Sono ormai decenni che si pratica l’idea che è possibile raggiungere una valutazione oggettiva del sapere ma dovunque il sistema della formazione si mostra in regresso. Questa decadenza è dimostrata sia a dar retta alle valutazioni oggettive sia al buon senso, all’intuito che spesso ci guida. Se, è la domanda che ci dobbiamo porre, fra le cause di questa generalizzata regressione ci fosse anche quella di affidarsi ad un metodo di valutazione che al massimo produce teste ben piene ma certo non ben fatte? Sulla formazione di un giovane ha parte rilevante la famiglia, naturalmente, la società nel suo complesso, le condizioni economiche e sociali di provenienza degli alunni. Ma il metodo di insegnamento è fondamentale. Se il metodo è astratto, astorico, acritico come è quello in vigore è difficile che si possa progredire verso un sistema della formazione all’altezza di una società complessa e in rapidissima trasformazione. Noi, se ci va bene, ammaestriamo. Di certo non educhiamo i giovani. Perché, dunque, tanta insistenza? Perché le istituzioni preposte alla valutazione sono ormai carrozzoni clientelari, luoghi di potere? Probabile, ma non è il motivo principale. Mi sembra più cogente mettere in rilievo un pregiudizio ormai antico e in parte giustificato, la presunta propensione di una certa sinistra egualitaria tardo sessantottina (involontariamente alleata con i fannulloni) a non volersi far giudicare, a liquidare come potere borghese ogni forma di valutazione. Non è un caso che i più favorevoli al sistema vigente sono gli ex comunisti, diciamo i preti spretati del cosiddetto riformismo. Scontano un antico complesso. Ma questa è acqua passata. Più perniciosa è la credenza che esista una verità oggettiva, delle risposte esatte, e che il sistema dell’educazione debba conformarsi a quelle verità. Ma l’esattezza e la verità non coincidono.

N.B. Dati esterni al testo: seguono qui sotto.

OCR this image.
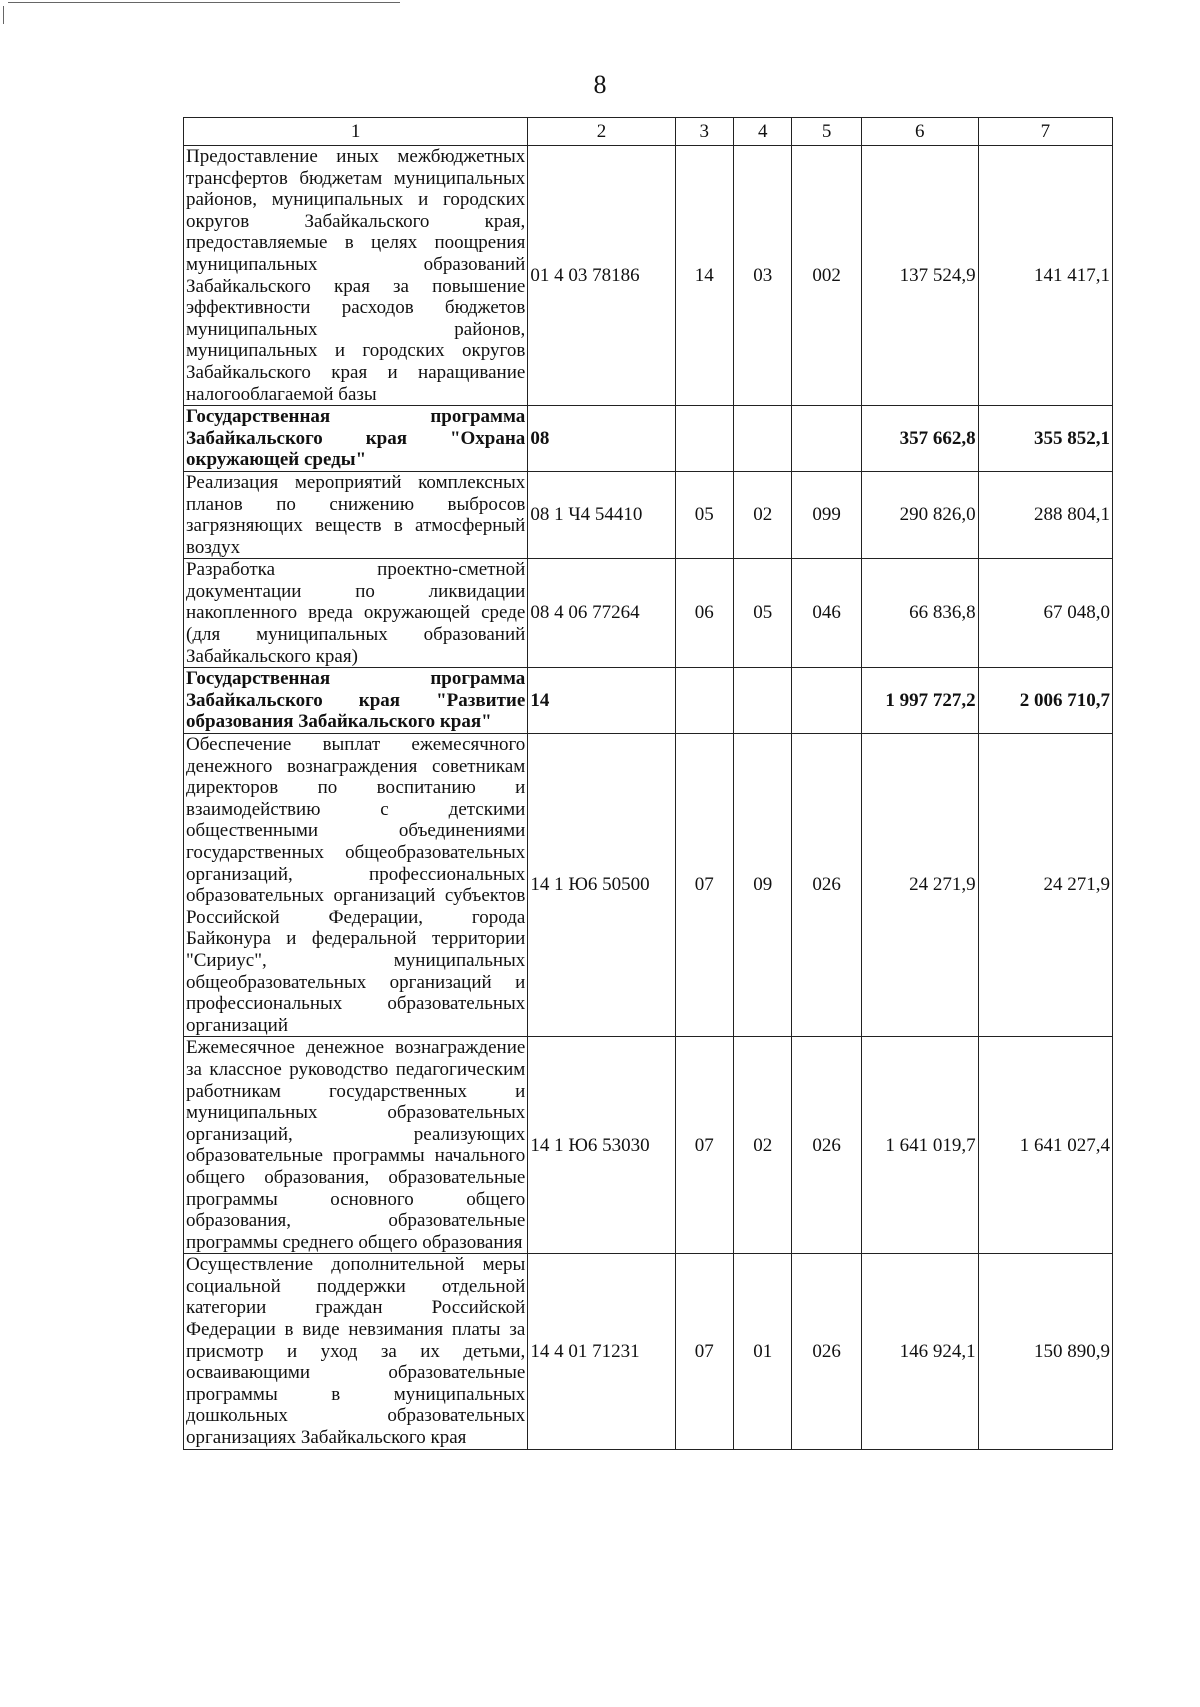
8
1	2	3	4	5	6	7
Предоставление иных межбюджетных трансфертов бюджетам муниципальных районов, муниципальных и городских округов Забайкальского края, предоставляемые в целях поощрения муниципальных образований Забайкальского края за повышение эффективности расходов бюджетов муниципальных районов, муниципальных и городских округов Забайкальского края и наращивание налогооблагаемой базы	01 4 03 78186	14	03	002	137 524,9	141 417,1
Государственная программа Забайкальского края "Охрана окружающей среды"	08				357 662,8	355 852,1
Реализация мероприятий комплексных планов по снижению выбросов загрязняющих веществ в атмосферный воздух	08 1 Ч4 54410	05	02	099	290 826,0	288 804,1
Разработка проектно-сметной документации по ликвидации накопленного вреда окружающей среде (для муниципальных образований Забайкальского края)	08 4 06 77264	06	05	046	66 836,8	67 048,0
Государственная программа Забайкальского края "Развитие образования Забайкальского края"	14				1 997 727,2	2 006 710,7
Обеспечение выплат ежемесячного денежного вознаграждения советникам директоров по воспитанию и взаимодействию с детскими общественными объединениями государственных общеобразовательных организаций, профессиональных образовательных организаций субъектов Российской Федерации, города Байконура и федеральной территории "Сириус", муниципальных общеобразовательных организаций и профессиональных образовательных организаций	14 1 Ю6 50500	07	09	026	24 271,9	24 271,9
Ежемесячное денежное вознаграждение за классное руководство педагогическим работникам государственных и муниципальных образовательных организаций, реализующих образовательные программы начального общего образования, образовательные программы основного общего образования, образовательные программы среднего общего образования	14 1 Ю6 53030	07	02	026	1 641 019,7	1 641 027,4
Осуществление дополнительной меры социальной поддержки отдельной категории граждан Российской Федерации в виде невзимания платы за присмотр и уход за их детьми, осваивающими образовательные программы в муниципальных дошкольных образовательных организациях Забайкальского края	14 4 01 71231	07	01	026	146 924,1	150 890,9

La conoscenza si costruisce, non si scopre. La verità si fa, non si trova. Non solo tutti i grandi filosofi del Novecento ma anche gli scienziati più importanti, da Heisenberg a Ilya Prigogine, concordano sul negare valore di oggettività a questi criteri di valutazione che per il solo fatto di essere criteri sono soggettivi. Chi stabilisce il criterio per scegliere i criteri? Insomma bisognerebbe superare la mentalità tardo positivista che permea parte della cultura accademica e giornalistica italiana. Valutare sì, dunque, ma con giudizio. Allo stato attuale si rischia di penalizzare i meno abbienti, gli svantaggiati, gli intelligenti e gli innovatori (chiamiamoli pure eccellenze) in favore di un’aurea mediocrità. Altro che meritocrazia.